On top of sizeable fines, there’s the very real threat of licences being suspended or withdrawn entirely. There’s also reputational damage of being named and shamed, and the intensive audits and far-reaching inspections that will weigh heavily on businesses.
Without question, this should all serve as an urgent call to action to businesses: to step up their due diligence, and take advantage of digital advancements to modernise onboarding and strengthen client monitoring.
One of the biggest advancements has been electronic verification (EV), which supersedes open-source searches and removes the need for manual checks on hard documents such as passports, IDs and driving licences.
With real certainty, EV allows firms to weed out the bad actors and truly verify a customer’s identity – a key component of the Know Your Customer (KYC) procedure.

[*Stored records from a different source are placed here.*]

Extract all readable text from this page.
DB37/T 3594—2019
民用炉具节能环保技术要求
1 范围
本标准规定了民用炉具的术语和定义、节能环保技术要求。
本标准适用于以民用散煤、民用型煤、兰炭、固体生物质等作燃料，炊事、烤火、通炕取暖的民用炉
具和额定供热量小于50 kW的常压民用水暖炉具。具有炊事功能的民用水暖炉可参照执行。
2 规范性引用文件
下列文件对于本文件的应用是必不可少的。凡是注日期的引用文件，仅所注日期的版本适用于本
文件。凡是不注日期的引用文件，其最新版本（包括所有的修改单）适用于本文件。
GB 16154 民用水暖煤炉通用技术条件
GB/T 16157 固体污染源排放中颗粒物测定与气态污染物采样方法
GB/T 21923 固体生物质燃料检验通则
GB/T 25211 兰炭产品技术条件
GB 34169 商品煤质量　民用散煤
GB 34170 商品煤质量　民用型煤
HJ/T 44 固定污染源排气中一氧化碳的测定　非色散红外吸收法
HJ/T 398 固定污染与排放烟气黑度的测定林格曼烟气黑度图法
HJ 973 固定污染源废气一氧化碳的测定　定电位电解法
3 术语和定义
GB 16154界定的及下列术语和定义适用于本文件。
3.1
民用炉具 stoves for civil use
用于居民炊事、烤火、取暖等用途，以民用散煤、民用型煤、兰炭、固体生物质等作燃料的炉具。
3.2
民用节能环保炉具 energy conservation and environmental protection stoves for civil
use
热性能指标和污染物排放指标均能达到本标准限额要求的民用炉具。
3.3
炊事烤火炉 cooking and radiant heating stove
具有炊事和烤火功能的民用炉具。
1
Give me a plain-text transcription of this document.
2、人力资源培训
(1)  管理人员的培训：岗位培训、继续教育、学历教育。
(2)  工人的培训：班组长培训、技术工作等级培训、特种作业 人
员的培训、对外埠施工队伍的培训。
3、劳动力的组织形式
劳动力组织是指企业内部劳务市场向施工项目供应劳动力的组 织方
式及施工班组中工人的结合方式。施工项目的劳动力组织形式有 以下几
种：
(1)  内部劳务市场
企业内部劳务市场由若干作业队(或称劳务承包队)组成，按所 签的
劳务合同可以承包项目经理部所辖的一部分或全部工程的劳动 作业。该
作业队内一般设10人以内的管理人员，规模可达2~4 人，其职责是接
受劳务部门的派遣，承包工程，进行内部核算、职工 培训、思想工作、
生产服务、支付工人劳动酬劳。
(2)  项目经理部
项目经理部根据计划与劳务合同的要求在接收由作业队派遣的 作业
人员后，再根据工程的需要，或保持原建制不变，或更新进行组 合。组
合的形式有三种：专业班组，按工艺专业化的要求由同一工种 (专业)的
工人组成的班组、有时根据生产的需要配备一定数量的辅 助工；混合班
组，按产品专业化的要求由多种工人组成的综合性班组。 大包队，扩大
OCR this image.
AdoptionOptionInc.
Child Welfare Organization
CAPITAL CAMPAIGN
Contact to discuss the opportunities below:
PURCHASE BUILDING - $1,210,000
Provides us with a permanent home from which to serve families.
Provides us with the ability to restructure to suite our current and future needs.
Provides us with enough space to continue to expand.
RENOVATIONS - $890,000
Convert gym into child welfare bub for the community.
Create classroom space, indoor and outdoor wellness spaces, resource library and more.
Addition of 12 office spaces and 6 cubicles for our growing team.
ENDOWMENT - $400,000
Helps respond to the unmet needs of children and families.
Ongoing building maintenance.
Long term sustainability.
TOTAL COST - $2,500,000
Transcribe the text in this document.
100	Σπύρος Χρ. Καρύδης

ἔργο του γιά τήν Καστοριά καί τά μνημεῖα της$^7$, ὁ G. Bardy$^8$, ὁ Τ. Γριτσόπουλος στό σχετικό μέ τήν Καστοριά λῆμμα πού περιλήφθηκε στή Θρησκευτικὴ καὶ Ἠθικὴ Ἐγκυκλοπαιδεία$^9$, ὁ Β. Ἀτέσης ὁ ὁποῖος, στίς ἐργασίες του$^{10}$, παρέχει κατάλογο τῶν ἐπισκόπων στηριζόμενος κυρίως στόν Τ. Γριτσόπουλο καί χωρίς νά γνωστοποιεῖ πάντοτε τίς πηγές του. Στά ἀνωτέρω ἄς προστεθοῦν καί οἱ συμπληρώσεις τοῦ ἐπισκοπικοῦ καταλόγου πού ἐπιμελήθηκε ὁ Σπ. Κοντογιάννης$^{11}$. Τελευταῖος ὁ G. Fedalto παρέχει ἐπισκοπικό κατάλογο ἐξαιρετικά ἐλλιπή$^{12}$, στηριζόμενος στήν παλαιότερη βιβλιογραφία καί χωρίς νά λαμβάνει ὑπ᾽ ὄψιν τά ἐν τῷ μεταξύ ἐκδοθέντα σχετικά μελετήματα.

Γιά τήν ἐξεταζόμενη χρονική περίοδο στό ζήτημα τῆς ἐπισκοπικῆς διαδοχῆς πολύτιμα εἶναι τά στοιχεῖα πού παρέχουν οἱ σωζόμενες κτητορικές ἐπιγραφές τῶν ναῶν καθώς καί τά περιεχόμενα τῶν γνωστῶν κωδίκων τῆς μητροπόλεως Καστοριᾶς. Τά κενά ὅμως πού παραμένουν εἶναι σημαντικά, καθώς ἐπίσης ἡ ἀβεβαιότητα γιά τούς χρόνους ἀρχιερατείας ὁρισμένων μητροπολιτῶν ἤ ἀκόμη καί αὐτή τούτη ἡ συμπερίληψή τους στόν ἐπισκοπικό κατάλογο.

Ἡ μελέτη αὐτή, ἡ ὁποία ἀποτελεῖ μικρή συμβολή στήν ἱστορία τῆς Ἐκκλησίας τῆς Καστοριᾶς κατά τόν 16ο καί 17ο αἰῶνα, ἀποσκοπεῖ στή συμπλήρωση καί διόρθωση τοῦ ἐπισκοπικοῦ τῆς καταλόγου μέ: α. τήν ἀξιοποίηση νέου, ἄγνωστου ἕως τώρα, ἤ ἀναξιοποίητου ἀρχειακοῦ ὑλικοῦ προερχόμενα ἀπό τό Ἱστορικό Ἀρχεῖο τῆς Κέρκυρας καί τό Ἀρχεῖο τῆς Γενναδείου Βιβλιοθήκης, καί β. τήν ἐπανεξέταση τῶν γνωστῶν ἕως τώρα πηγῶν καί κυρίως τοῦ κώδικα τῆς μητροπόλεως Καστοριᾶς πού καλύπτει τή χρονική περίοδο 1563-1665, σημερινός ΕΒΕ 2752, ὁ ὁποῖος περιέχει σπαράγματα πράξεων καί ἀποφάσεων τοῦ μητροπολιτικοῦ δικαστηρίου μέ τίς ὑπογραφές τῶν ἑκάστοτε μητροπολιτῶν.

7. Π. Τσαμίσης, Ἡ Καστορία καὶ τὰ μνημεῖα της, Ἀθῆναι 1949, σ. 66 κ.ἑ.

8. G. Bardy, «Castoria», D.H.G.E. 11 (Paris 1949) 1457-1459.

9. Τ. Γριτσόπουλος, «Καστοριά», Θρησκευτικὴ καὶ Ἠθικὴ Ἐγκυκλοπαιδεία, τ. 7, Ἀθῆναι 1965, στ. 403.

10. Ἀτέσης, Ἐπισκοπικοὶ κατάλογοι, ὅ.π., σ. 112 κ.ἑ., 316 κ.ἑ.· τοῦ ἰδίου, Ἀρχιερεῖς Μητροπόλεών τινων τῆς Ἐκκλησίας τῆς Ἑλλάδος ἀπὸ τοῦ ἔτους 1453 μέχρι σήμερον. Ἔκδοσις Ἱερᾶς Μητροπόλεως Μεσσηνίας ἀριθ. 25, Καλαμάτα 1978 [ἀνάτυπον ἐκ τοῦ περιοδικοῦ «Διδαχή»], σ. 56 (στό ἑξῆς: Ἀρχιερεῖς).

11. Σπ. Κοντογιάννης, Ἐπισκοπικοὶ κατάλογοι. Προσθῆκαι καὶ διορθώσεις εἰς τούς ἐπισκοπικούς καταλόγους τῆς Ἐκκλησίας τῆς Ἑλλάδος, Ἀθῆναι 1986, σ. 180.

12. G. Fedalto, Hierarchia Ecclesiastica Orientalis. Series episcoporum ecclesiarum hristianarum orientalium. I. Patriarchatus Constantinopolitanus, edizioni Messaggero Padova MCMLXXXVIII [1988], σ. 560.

Using EV as part of cloud-based software, or integrated into an existing system, means thousands of in-depth checks can be completed in seconds. By utilising automation, AI and facial recognition to streamline onboarding, compliance can start to feel like competitive advantage rather than hardship.
Of course, compliance doesn’t begin and end at registration. Regulators are looking for firms to show consistent checks throughout the customer’s journey.
That’s especially true as the war in Ukraine rages on. Since the conflict began, an unprecedented 7,200 individuals and 1,250 entities have been added to the thousands of global sanctions in place.
Even customers with no discernible link to Russia or the Kremlin may now be subject to sanctions. Without appropriate checks, firms could be seen as an enabler for evasion and liable to further fines or criminal prosecution.
Caesars Entertainment’s then-record fine of £13m in 2020 serves as an important warning in this respect. Among its failures, the company allowed a politically exposed person (PEP) – someone who is at higher risk of bribery or corruption thanks to their position – to lose £795,000 in just over a year.
Digital-led daily monitoring is absolutely vital, allowing firms to account for changing global sanctions and immediately identify those who are now subject to tighter rules. This includes designated persons (DPs), PEPs or relatives and close associates (RCAs).
With the business-never-sleeps mentality of the sector, firms can implement 24-hour monitoring without manual intervention. This means any positive customer matches automatically trigger enhanced due diligence, showing the proactiveness regulators are searching for.
There’s no question that the industry is facing a monumental task. But thanks to continued innovation and global digitalisation, the technology is available to remove the gamble and ease the compliance burden. It’s now up to firms to make it a priority.
Going digital with access to high quality, robust data allows firms to protect their business, speed up and modernise processes and keep their competitive advantage; all while demonstrating consistent checks and controls to regulators.